Almost all federal regulatory agencies, including the Justice Department (DoJ), Federal Trade Commission (FTC), Commodities Futures Trading Commission (CFTC), and Securities and Exchange Commission (SEC), initiated action.
The Federal prosecutors actively pursued Mashinsky to face charges of fraudulent conduct. They allege the ex-Celsius boss orchestrated the price inflation of the network’s native token, CEL. He faces the charges alongside the Celsius Network’s chief revenue officer, Roni Cohen-Pavon.
The current development is influencing the market activity. The native token CEL realized an unprecedented rally to $0.25. The ruling eroded the rally, leaving the token plunging 7% to exchange hands at $0.23, per CoinGecko data.
Judge Martin Glenn of the Delaware bankruptcy court approved the revised plan without ascertaining whether Celsius qualifies as a security or commodity. The judge illustrated that the Gary Gensler-led Securities and Exchange Commission (SEC) could reexamine the transactions.
Judge Glenn revealed in the Thursday, November 9 confirmation that it never delved into ascertaining whether CEL tokens and related transactions constitute securities. The judge observed that the order expressly reserved the SEC’s right to reexamine the crypto tokens relative to their desired basis.

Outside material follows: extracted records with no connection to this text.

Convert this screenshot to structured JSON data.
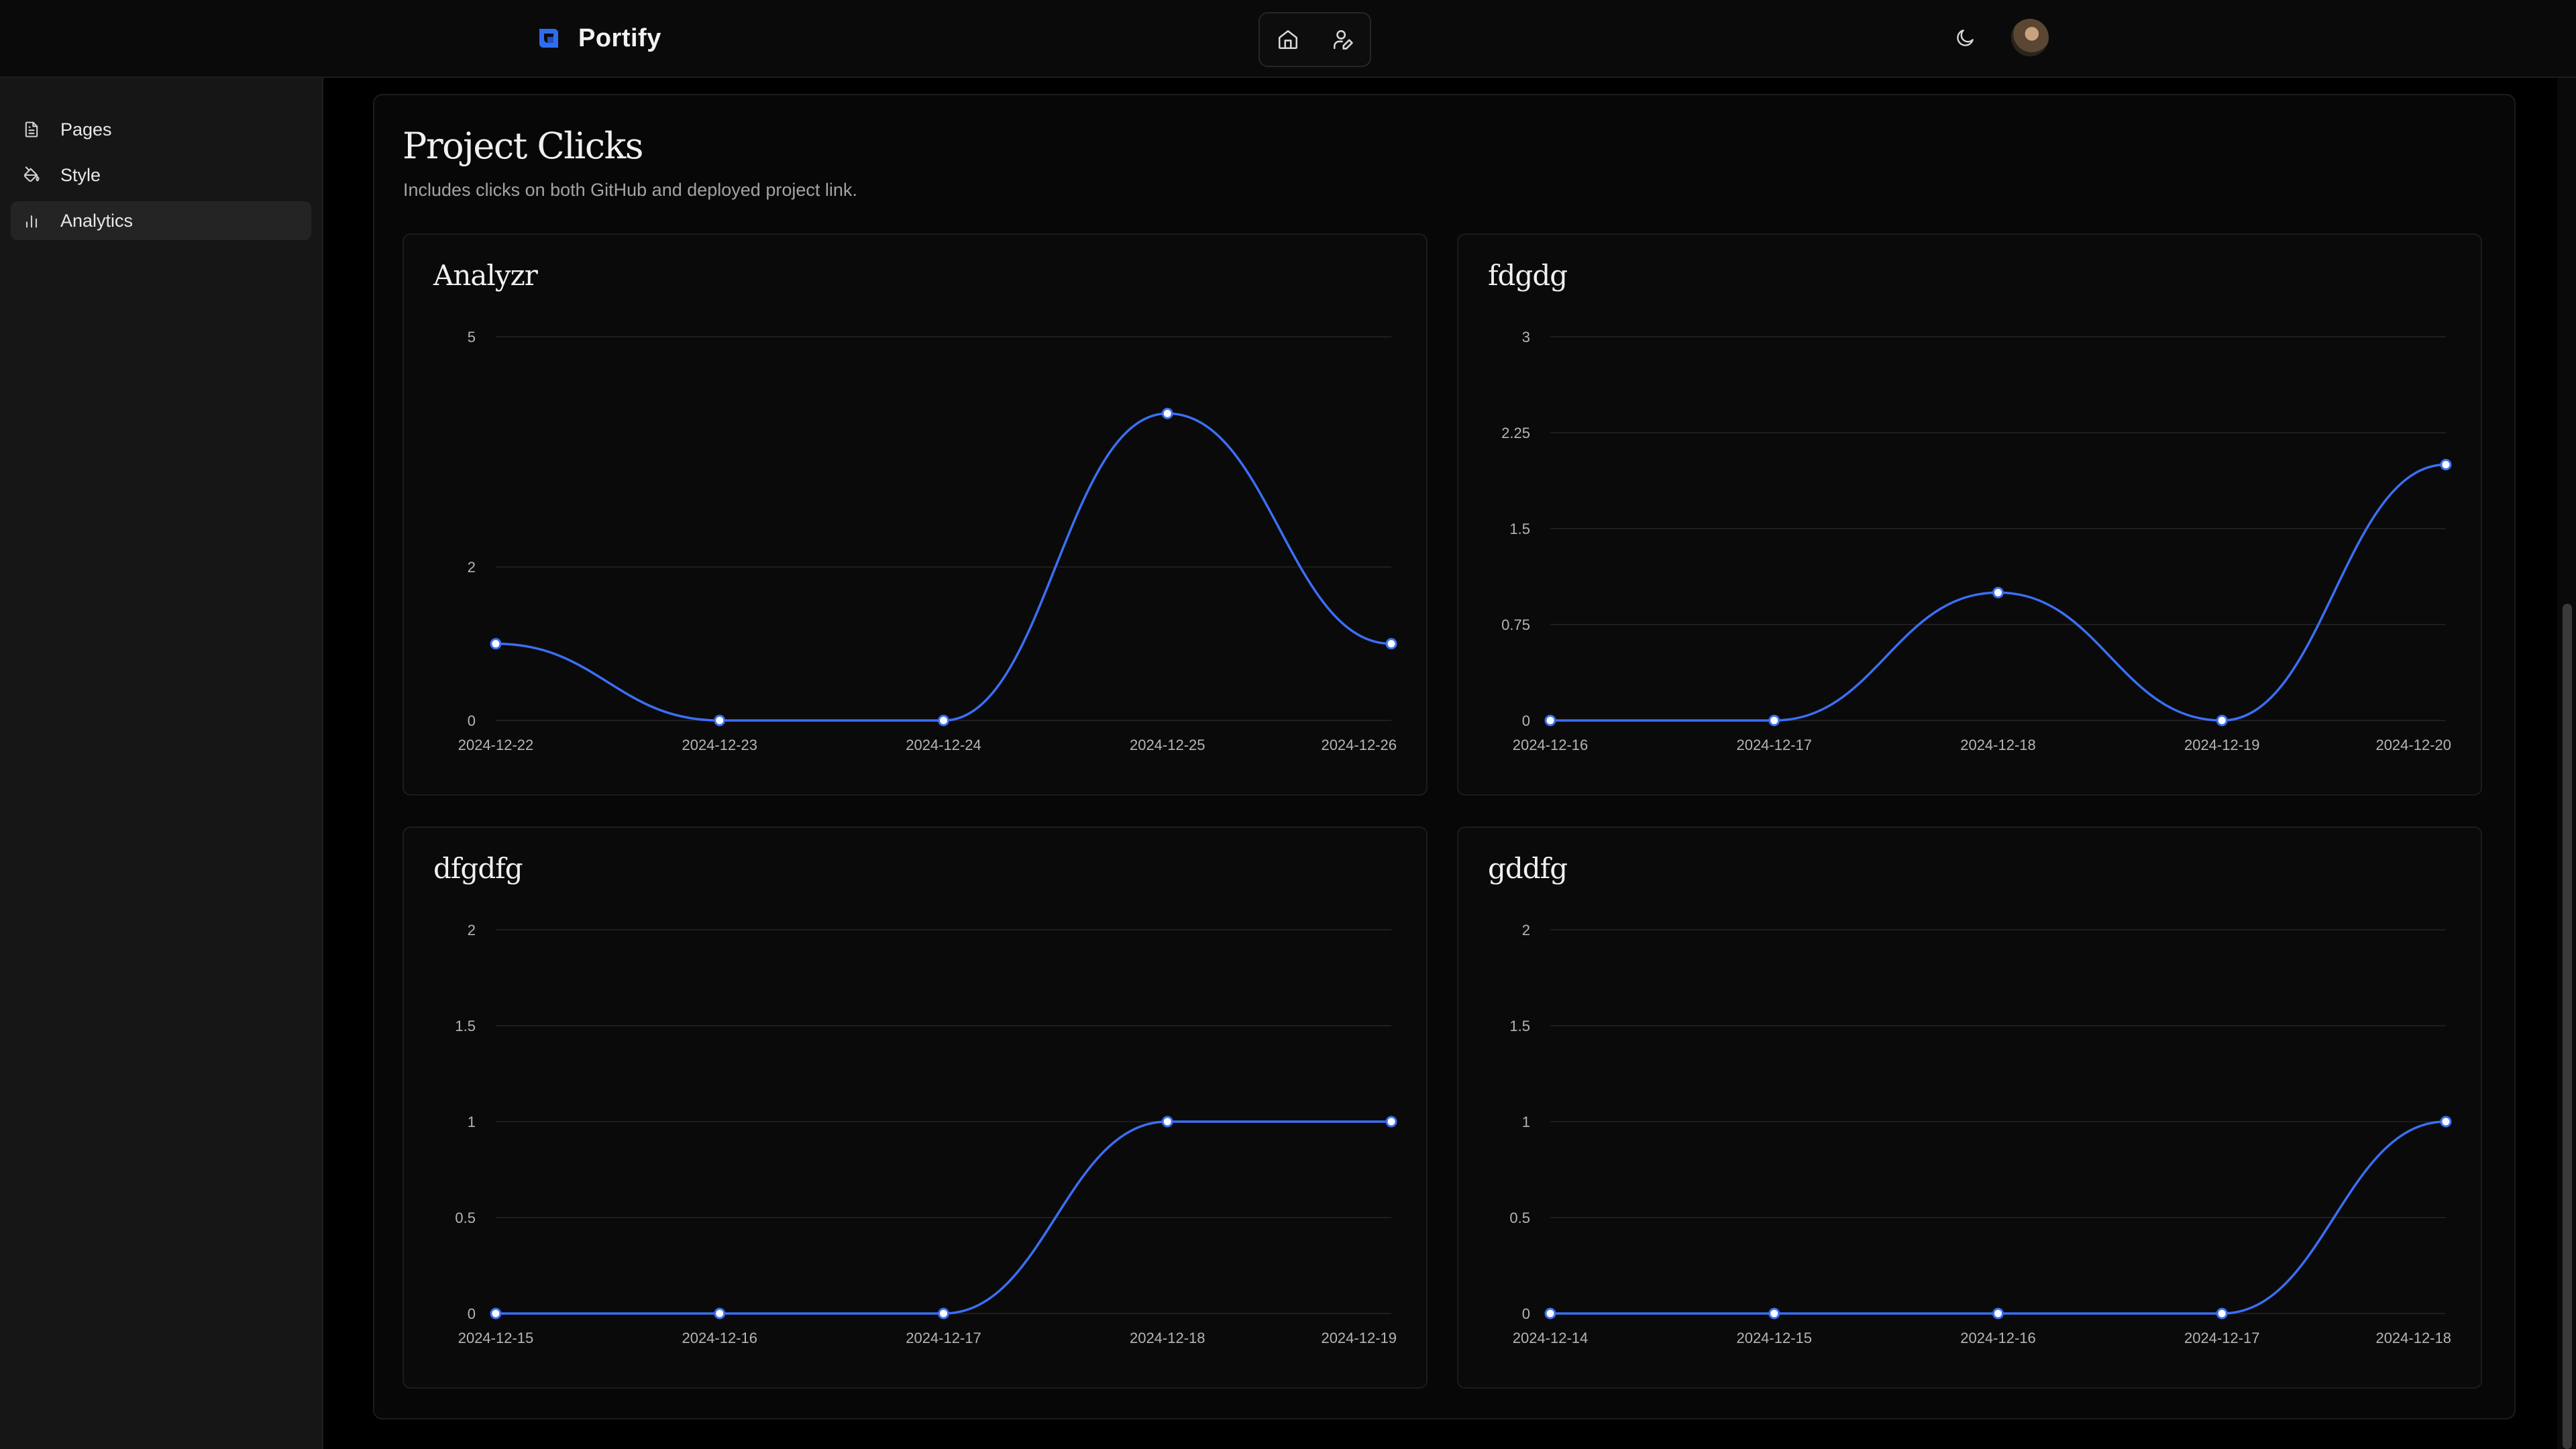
{
  "header": {
    "app_name": "Portify",
    "icons": [
      "brand-logo",
      "home-icon",
      "user-edit-icon",
      "moon-icon",
      "avatar"
    ]
  },
  "sidebar": {
    "items": [
      {
        "label": "Pages",
        "icon": "file-text-icon"
      },
      {
        "label": "Style",
        "icon": "paint-bucket-icon"
      },
      {
        "label": "Analytics",
        "icon": "bar-chart-icon",
        "active": true
      }
    ]
  },
  "main": {
    "title": "Project Clicks",
    "subtitle": "Includes clicks on both GitHub and deployed project link."
  },
  "colors": {
    "accent": "#3b6ff5",
    "background": "#000000",
    "card": "#0a0a0b"
  },
  "chart_data": [
    {
      "type": "line",
      "title": "Analyzr",
      "categories": [
        "2024-12-22",
        "2024-12-23",
        "2024-12-24",
        "2024-12-25",
        "2024-12-26"
      ],
      "values": [
        1,
        0,
        0,
        4,
        1
      ],
      "yticks": [
        "0",
        "2",
        "5"
      ],
      "ylim": [
        0,
        5
      ],
      "grid": true
    },
    {
      "type": "line",
      "title": "fdgdg",
      "categories": [
        "2024-12-16",
        "2024-12-17",
        "2024-12-18",
        "2024-12-19",
        "2024-12-20"
      ],
      "values": [
        0,
        0,
        1,
        0,
        2
      ],
      "yticks": [
        "0",
        "0.75",
        "1.5",
        "2.25",
        "3"
      ],
      "ylim": [
        0,
        3
      ],
      "grid": true
    },
    {
      "type": "line",
      "title": "dfgdfg",
      "categories": [
        "2024-12-15",
        "2024-12-16",
        "2024-12-17",
        "2024-12-18",
        "2024-12-19"
      ],
      "values": [
        0,
        0,
        0,
        1,
        1
      ],
      "yticks": [
        "0",
        "0.5",
        "1",
        "1.5",
        "2"
      ],
      "ylim": [
        0,
        2
      ],
      "grid": true
    },
    {
      "type": "line",
      "title": "gddfg",
      "categories": [
        "2024-12-14",
        "2024-12-15",
        "2024-12-16",
        "2024-12-17",
        "2024-12-18"
      ],
      "values": [
        0,
        0,
        0,
        0,
        1
      ],
      "yticks": [
        "0",
        "0.5",
        "1",
        "1.5",
        "2"
      ],
      "ylim": [
        0,
        2
      ],
      "grid": true
    }
  ]
}
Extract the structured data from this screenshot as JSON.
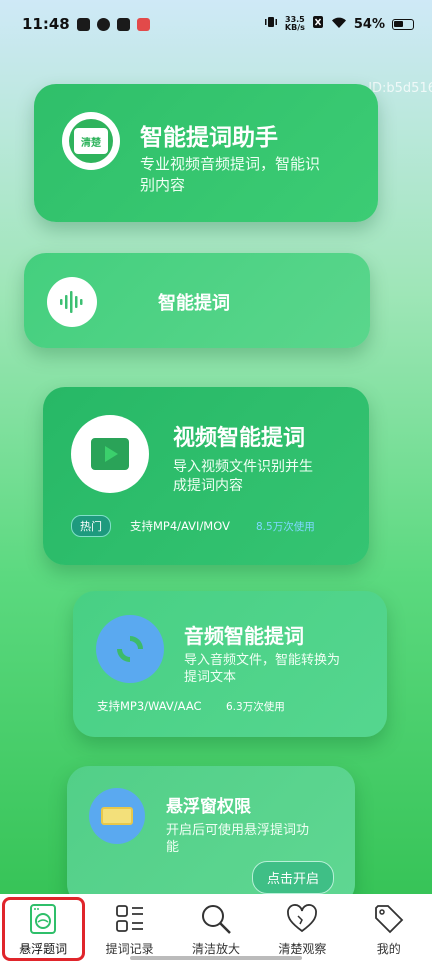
{
  "status_bar": {
    "time": "11:48",
    "speed_value": "33.5",
    "speed_unit": "KB/s",
    "battery": "54%"
  },
  "watermark": "ID:b5d516",
  "cards": {
    "assistant": {
      "icon_text": "清楚",
      "title": "智能提词助手",
      "subtitle_line1": "专业视频音频提词，智能识",
      "subtitle_line2": "别内容"
    },
    "smart": {
      "title": "智能提词"
    },
    "video": {
      "title": "视频智能提词",
      "subtitle_line1": "导入视频文件识别并生",
      "subtitle_line2": "成提词内容",
      "tag": "热门",
      "formats": "支持MP4/AVI/MOV",
      "usage": "8.5万次使用"
    },
    "audio": {
      "title": "音频智能提词",
      "subtitle_line1": "导入音频文件，智能转换为",
      "subtitle_line2": "提词文本",
      "formats": "支持MP3/WAV/AAC",
      "usage": "6.3万次使用"
    },
    "float": {
      "title": "悬浮窗权限",
      "subtitle_line1": "开启后可使用悬浮提词功",
      "subtitle_line2": "能",
      "button": "点击开启"
    }
  },
  "tabs": [
    {
      "label": "悬浮题词",
      "icon": "washing-machine-icon",
      "active": true
    },
    {
      "label": "提词记录",
      "icon": "list-icon"
    },
    {
      "label": "清洁放大",
      "icon": "magnifier-icon"
    },
    {
      "label": "清楚观察",
      "icon": "hearts-icon"
    },
    {
      "label": "我的",
      "icon": "tag-icon"
    }
  ],
  "colors": {
    "accent": "#2fbf6a",
    "active_frame": "#e0252b"
  }
}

Retracing Celsius Network’s Journey Towards Exiting Bankruptcy
Judge Glenn has walked the journey assumed by Celsius Network and delivered rulings of notable consequences. In a January 4 ruling, the bankruptcy judge directed that Earn Program clients were entirely unsecured creditors. He observed that they assumed the risk and lost thus would rank lower in the priority list.
Glenn observed the same logic to label custody users with their resulting balances classified as Earn rewards. However, pure custody accounts were judged as merely holding funds, thus qualifying them for reimbursement.
The judge permitted Celsius to utilize the Earn Program assets in settling the growing Chapter 11-related administrative expenses. The directive indicated that secured creditors and holders of non-interest-bearing accounts have priority treatment during repayments. It overlooked the existing Celsius customer agreements that considered deposited assets as the lender’s property.
An earlier ruling on December 7 directed Celsius to return the crypto valued at $50 million to the custody accounts users. Glenn held that custody accounts users own the funds, unlike clients in Earn and Borrow programs. The ruling allowed the custody customers to withdraw funds starting in March.